Pasaron los minutos y todo se fue calmando en
el refugio de la Orden
Ofita. Los árabes estaban entregados a alguna clase de preparativo,
y Yo, entusiasmado con el serpentino obsequio y tranquilizado por el buen trato
del Maestro Naaseno, no desconfié cuando éste me acercó un vaso de refrescante
menta. Pocos minutos después caía presa de profundo sopor, seguramente a causa
de un narcótico echado en la bebida.
Cuando desperté estaba con mis padres, en el
Sanatorio Británico de El Cairo, junto a un médico, de blanco guardapolvo, que
trataba inútilmente de convencerlos de que Yo simplemente dormía.
Con el paso de los años, fui reconstruyendo
las acciones que llevaron a mi liberación. Al parecer el Jefe de Policía se
movió rápidamente, temiendo que el secuestro de un miembro de la rica e
influyente familia Von Sübermann, concluyera con una purga en el Departamento
de Policía cuya cabeza –sería la primera en rodar– era él. Por intermedio de
confidentes, mendigos, vagos o simples testigos, se enteraron sin lugar a dudas
que los autores del secuestro eran los fanáticos miembros de la milenaria Orden
gnóstica “Ofita”, considerados como inofensivos e incluso muy sabios.
Esto desconcertó en un comienzo a los
policías, que no alcanzaban a vislumbrar el móvil del secuestro pero, siguiendo
algunas pistas, llegaron a la casa del Maestro Naaseno. Los árabes, en la
euforia por transportarme hasta allí, se habían comportado imprudentemente,
penetrando todos juntos en medio de gritos y exclamaciones. Un mendigo, testigo
presencial de la extraña procesión, tan deseoso de ganar la recompensa que mi
familia había ofrecido, como de evitar las porras policiales, dio los datos de
la casa donde entraron los raptores. Esta fue rodeada por las autoridades,
pero, como nadie respondía a los llamados, se procedió a forzar la puerta,
encontrándose con una humilde vivienda, totalmente vacía de gente. Luego de una
prolija inspección, se descubrió, disimulada bajo una alfombra, la puerta
trampa que conducía, mediante una mohosa escalera de piedra, al soterrado
templo del Dios Serpiente.
Un espectáculo macabro sorprendió a los
presentes pues, tendido sobre un almohadón de seda, yacia mi cuerpo exánime
rodeado de cadáveres con expresión convulsa que, como último gesto, dirigían
los rígidos brazos hacia mí.
Todos los secuestradores habían muerto con
veneno de cobra. El Maestro Naaseno y el ídolo se habían esfumado.
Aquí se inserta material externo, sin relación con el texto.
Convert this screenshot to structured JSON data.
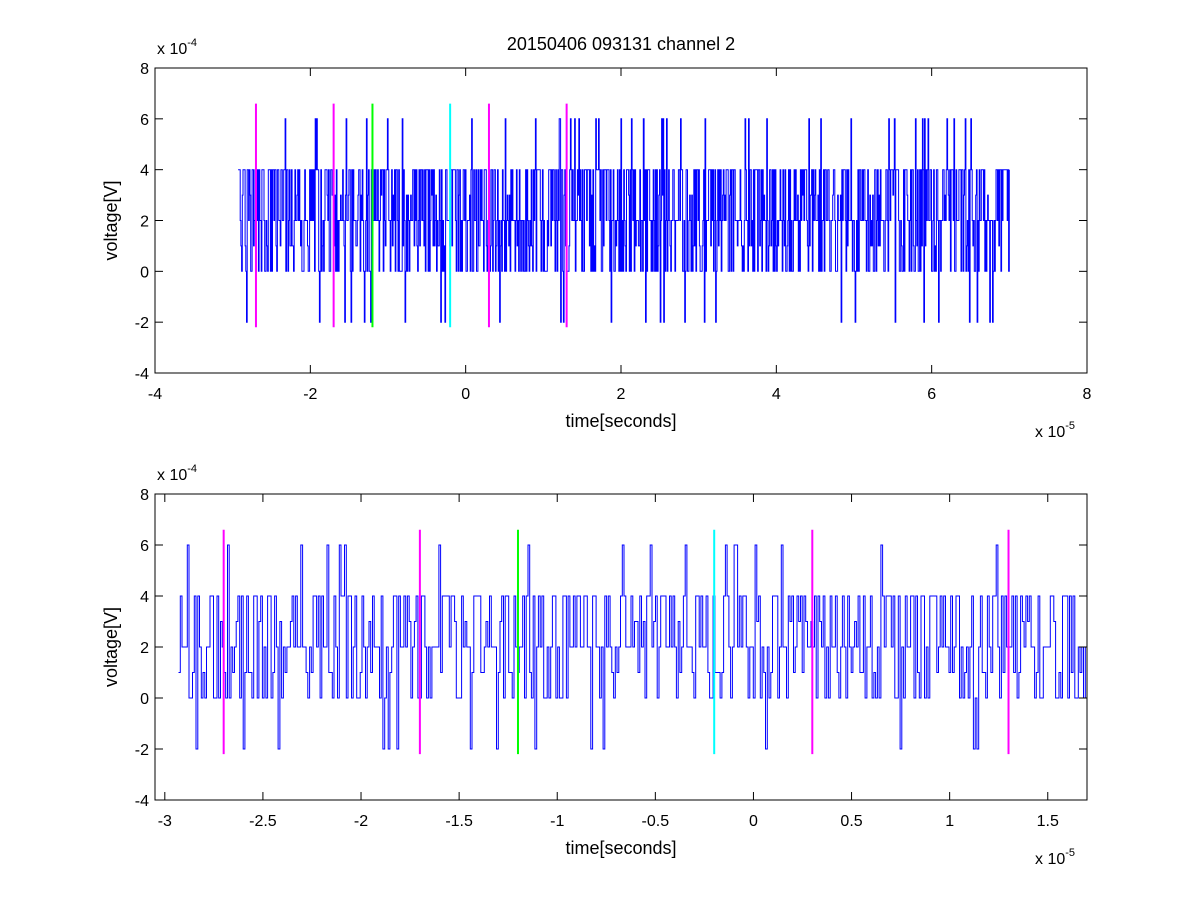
{
  "chart_data": [
    {
      "type": "line",
      "title": "20150406 093131 channel 2",
      "xlabel": "time[seconds]",
      "ylabel": "voltage[V]",
      "x_exponent": {
        "base": "x 10",
        "power": "-5"
      },
      "y_exponent": {
        "base": "x 10",
        "power": "-4"
      },
      "xlim": [
        -4,
        8
      ],
      "ylim": [
        -4,
        8
      ],
      "x_ticks": [
        "-4",
        "-2",
        "0",
        "2",
        "4",
        "6",
        "8"
      ],
      "y_ticks": [
        "-4",
        "-2",
        "0",
        "2",
        "4",
        "6",
        "8"
      ],
      "grid": false,
      "signal": {
        "color": "#0000ff",
        "x_range": [
          -2.93,
          7.0
        ],
        "levels": [
          -2,
          0,
          1,
          2,
          3,
          4,
          6
        ],
        "typical_low": 0,
        "typical_high": 4
      },
      "markers": [
        {
          "x": -2.7,
          "color": "#ff00ff"
        },
        {
          "x": -1.7,
          "color": "#ff00ff"
        },
        {
          "x": -1.2,
          "color": "#00ff00"
        },
        {
          "x": -0.2,
          "color": "#00ffff"
        },
        {
          "x": 0.3,
          "color": "#ff00ff"
        },
        {
          "x": 1.3,
          "color": "#ff00ff"
        }
      ],
      "marker_range": [
        -2.2,
        6.6
      ]
    },
    {
      "type": "line",
      "xlabel": "time[seconds]",
      "ylabel": "voltage[V]",
      "x_exponent": {
        "base": "x 10",
        "power": "-5"
      },
      "y_exponent": {
        "base": "x 10",
        "power": "-4"
      },
      "xlim": [
        -3.05,
        1.7
      ],
      "ylim": [
        -4,
        8
      ],
      "x_ticks": [
        "-3",
        "-2.5",
        "-2",
        "-1.5",
        "-1",
        "-0.5",
        "0",
        "0.5",
        "1",
        "1.5"
      ],
      "y_ticks": [
        "-4",
        "-2",
        "0",
        "2",
        "4",
        "6",
        "8"
      ],
      "grid": false,
      "signal": {
        "color": "#0000ff",
        "x_range": [
          -2.93,
          1.7
        ],
        "levels": [
          -2,
          0,
          1,
          2,
          3,
          4,
          6
        ],
        "typical_low": 0,
        "typical_high": 4
      },
      "markers": [
        {
          "x": -2.7,
          "color": "#ff00ff"
        },
        {
          "x": -1.7,
          "color": "#ff00ff"
        },
        {
          "x": -1.2,
          "color": "#00ff00"
        },
        {
          "x": -0.2,
          "color": "#00ffff"
        },
        {
          "x": 0.3,
          "color": "#ff00ff"
        },
        {
          "x": 1.3,
          "color": "#ff00ff"
        }
      ],
      "marker_range": [
        -2.2,
        6.6
      ]
    }
  ]
}
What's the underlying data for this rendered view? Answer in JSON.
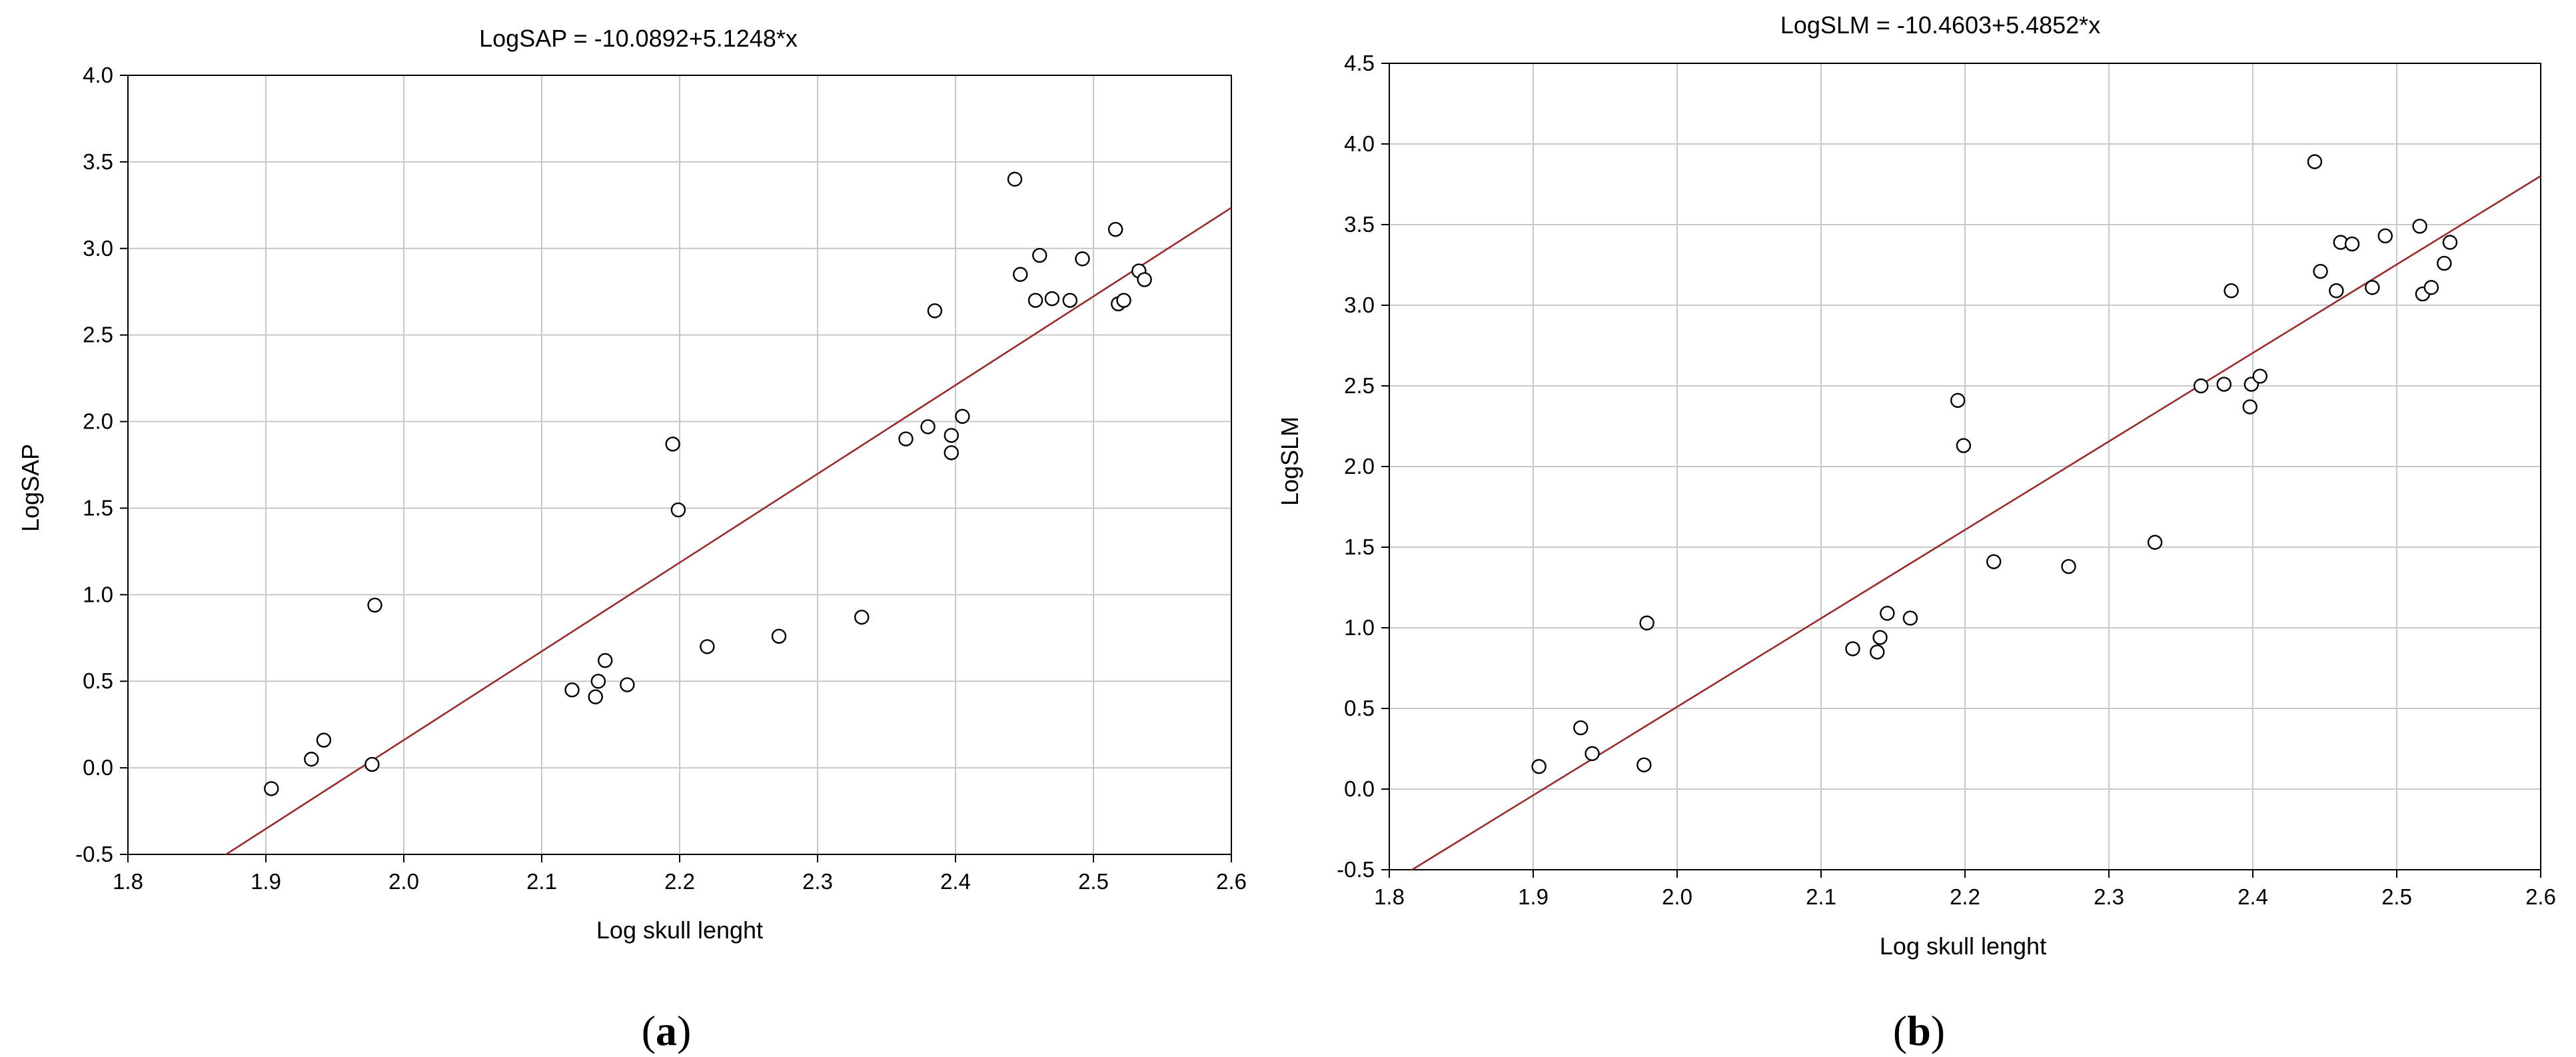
{
  "chart_data": [
    {
      "type": "scatter",
      "panel": "a",
      "title": "LogSAP = -10.0892+5.1248*x",
      "xlabel": "Log skull lenght",
      "ylabel": "LogSAP",
      "xlim": [
        1.8,
        2.6
      ],
      "ylim": [
        -0.5,
        4.0
      ],
      "xticks": [
        "1.8",
        "1.9",
        "2.0",
        "2.1",
        "2.2",
        "2.3",
        "2.4",
        "2.5",
        "2.6"
      ],
      "yticks": [
        "-0.5",
        "0.0",
        "0.5",
        "1.0",
        "1.5",
        "2.0",
        "2.5",
        "3.0",
        "3.5",
        "4.0"
      ],
      "grid": true,
      "fit_line": {
        "intercept": -10.0892,
        "slope": 5.1248
      },
      "colors": {
        "fit": "#9b2a2a",
        "grid": "#c8c8c8",
        "marker_edge": "#000000"
      },
      "points": [
        [
          1.904,
          -0.12
        ],
        [
          1.933,
          0.05
        ],
        [
          1.942,
          0.16
        ],
        [
          1.977,
          0.02
        ],
        [
          1.979,
          0.94
        ],
        [
          2.122,
          0.45
        ],
        [
          2.139,
          0.41
        ],
        [
          2.141,
          0.5
        ],
        [
          2.146,
          0.62
        ],
        [
          2.162,
          0.48
        ],
        [
          2.195,
          1.87
        ],
        [
          2.199,
          1.49
        ],
        [
          2.22,
          0.7
        ],
        [
          2.272,
          0.76
        ],
        [
          2.332,
          0.87
        ],
        [
          2.364,
          1.9
        ],
        [
          2.38,
          1.97
        ],
        [
          2.385,
          2.64
        ],
        [
          2.397,
          1.82
        ],
        [
          2.397,
          1.92
        ],
        [
          2.405,
          2.03
        ],
        [
          2.443,
          3.4
        ],
        [
          2.447,
          2.85
        ],
        [
          2.458,
          2.7
        ],
        [
          2.461,
          2.96
        ],
        [
          2.47,
          2.71
        ],
        [
          2.483,
          2.7
        ],
        [
          2.492,
          2.94
        ],
        [
          2.516,
          3.11
        ],
        [
          2.518,
          2.68
        ],
        [
          2.522,
          2.7
        ],
        [
          2.533,
          2.87
        ],
        [
          2.537,
          2.82
        ]
      ]
    },
    {
      "type": "scatter",
      "panel": "b",
      "title": "LogSLM = -10.4603+5.4852*x",
      "xlabel": "Log skull lenght",
      "ylabel": "LogSLM",
      "xlim": [
        1.8,
        2.6
      ],
      "ylim": [
        -0.5,
        4.5
      ],
      "xticks": [
        "1.8",
        "1.9",
        "2.0",
        "2.1",
        "2.2",
        "2.3",
        "2.4",
        "2.5",
        "2.6"
      ],
      "yticks": [
        "-0.5",
        "0.0",
        "0.5",
        "1.0",
        "1.5",
        "2.0",
        "2.5",
        "3.0",
        "3.5",
        "4.0",
        "4.5"
      ],
      "grid": true,
      "fit_line": {
        "intercept": -10.4603,
        "slope": 5.4852
      },
      "colors": {
        "fit": "#9b2a2a",
        "grid": "#c8c8c8",
        "marker_edge": "#000000"
      },
      "points": [
        [
          1.904,
          0.14
        ],
        [
          1.933,
          0.38
        ],
        [
          1.941,
          0.22
        ],
        [
          1.977,
          0.15
        ],
        [
          1.979,
          1.03
        ],
        [
          2.122,
          0.87
        ],
        [
          2.139,
          0.85
        ],
        [
          2.141,
          0.94
        ],
        [
          2.146,
          1.09
        ],
        [
          2.162,
          1.06
        ],
        [
          2.195,
          2.41
        ],
        [
          2.199,
          2.13
        ],
        [
          2.22,
          1.41
        ],
        [
          2.272,
          1.38
        ],
        [
          2.332,
          1.53
        ],
        [
          2.364,
          2.5
        ],
        [
          2.38,
          2.51
        ],
        [
          2.385,
          3.09
        ],
        [
          2.398,
          2.37
        ],
        [
          2.399,
          2.51
        ],
        [
          2.405,
          2.56
        ],
        [
          2.443,
          3.89
        ],
        [
          2.447,
          3.21
        ],
        [
          2.458,
          3.09
        ],
        [
          2.461,
          3.39
        ],
        [
          2.469,
          3.38
        ],
        [
          2.483,
          3.11
        ],
        [
          2.492,
          3.43
        ],
        [
          2.516,
          3.49
        ],
        [
          2.518,
          3.07
        ],
        [
          2.524,
          3.11
        ],
        [
          2.533,
          3.26
        ],
        [
          2.537,
          3.39
        ]
      ]
    }
  ],
  "labels": {
    "panel_a": {
      "open": "(",
      "letter": "a",
      "close": ")"
    },
    "panel_b": {
      "open": "(",
      "letter": "b",
      "close": ")"
    }
  }
}
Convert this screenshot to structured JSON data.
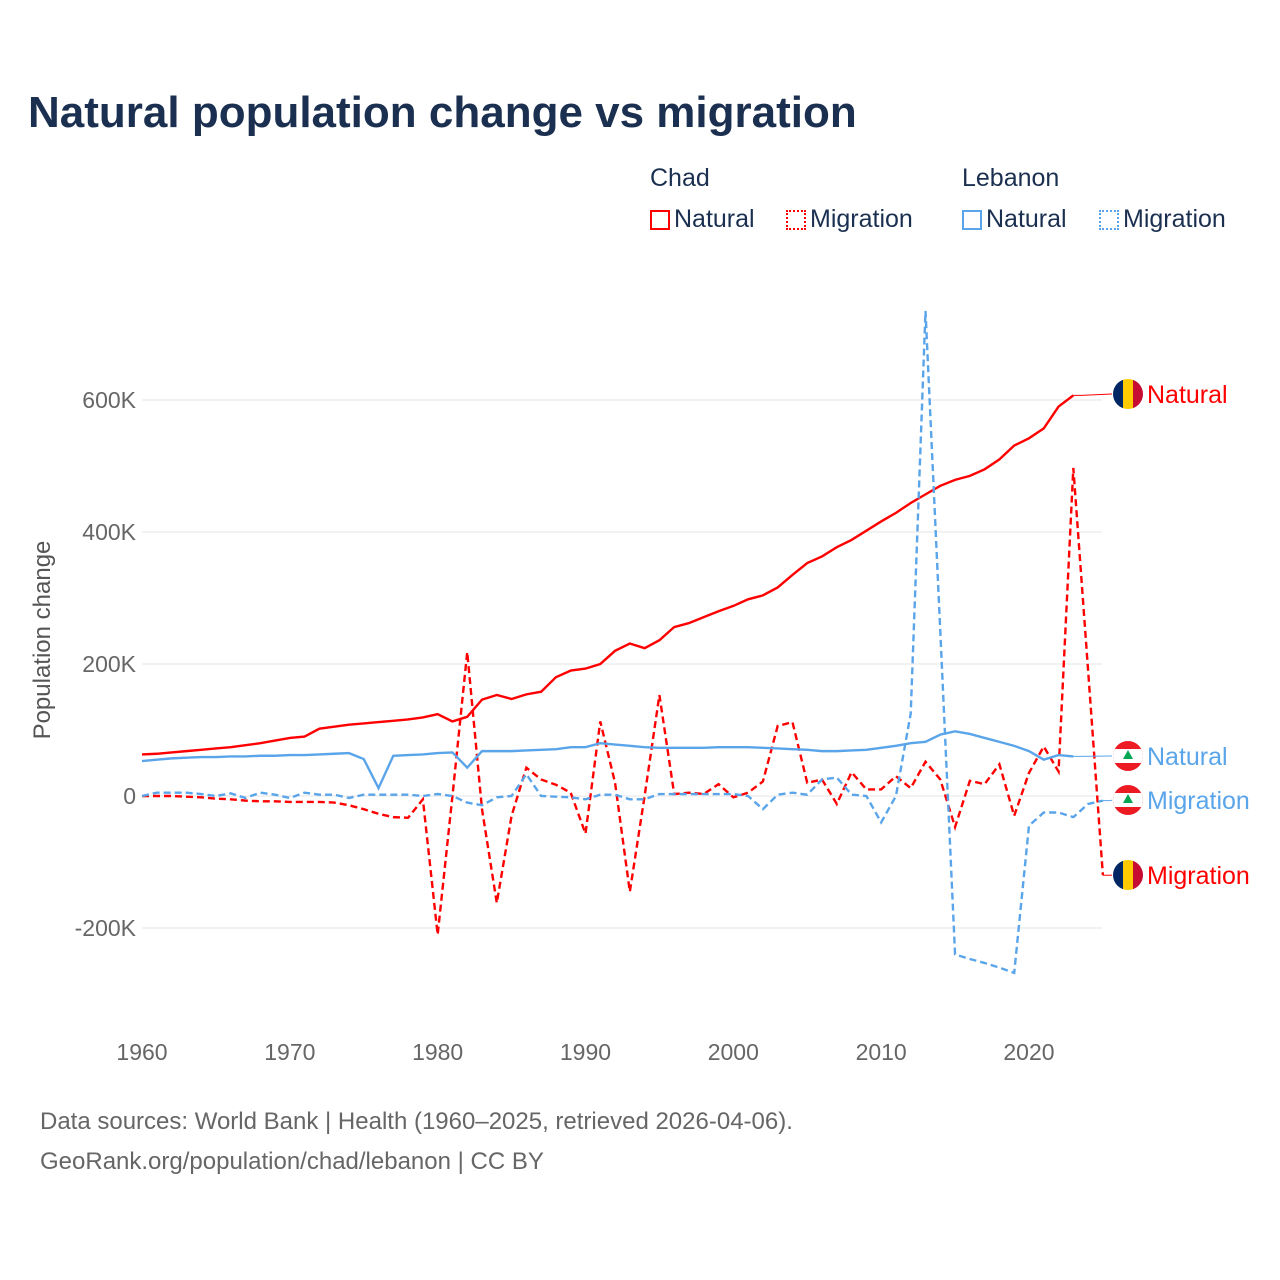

La impresión que recibieron los recién
llegados fue muy mala pues pensaron que Yo también estaba muerto, pero salieron
de inmediato de su error y fui transportado al Sanatorio Británico junto con
mis padres.
Aún conservaba colgada del cuello la
serpiente de plata, siendo ésta guardada celosamente por Papá, aunque a veces,
años después, me la solía mostrar cuando recordábamos aquella aventura.
En aquel momento, mientras escuchaba a Papá y
Rudolph Hess hablar de los Ofitas, todos estos sucesos se agolpaban en mi mente.
Me había situado de costado contra la
ventana, de manera que sólo podía verlos de reojo conversar, pero la voz
llegaba nítida a mis oídos.
–Esta es la joya de plata –decía Papá– con la
imagen de Ophis-Lúcifer. La conservé con el cordón original; toma, ahora
deberás guardarla tú.
Era una revelación extraordinaria, –no pude
evitar volverme un poco para ver mejor– pues Papá nunca dio importancia al
pequeño ídolo y Yo, que no comprendía su significado, tampoco. Incluso hacía
años que se había borrado de mi mente.
¡Y resultaba allí que Papá había simulado y
restado importancia al asunto, pero en realidad atribuía cierto valor
desconocido al ídolo de plata! Y lo más extraño era que lo hubiese traído
oculto a Alemania, ofreciéndoselo en custodia a Rudolph Hess. Esto para mí no
tenía sentido.
Por otra parte hablaban del Signo como los
árabes, ¿qué Signo? Años después del secuestro, todavía me miraba en el espejo
buscando al bendito Signo que había llevado a aquellos desgraciados a la
muerte; y jamás hallé nada anormal. Tampoco sospeché que Papá creyera en la
existencia de aquella señal –¿o estigma?–.
En mi cabeza un torbellino de ideas giraban
desordenadas, mientras distraídamente veía a Rudolph Hess examinar la serpiente
de plata.
De pronto, introduciendo la mano por el
escote del rompevientos, extrajo un cordón que le rodeaba el cuello. ¡Colgando
del mismo había una serpiente de plata, exactamente igual a la mía!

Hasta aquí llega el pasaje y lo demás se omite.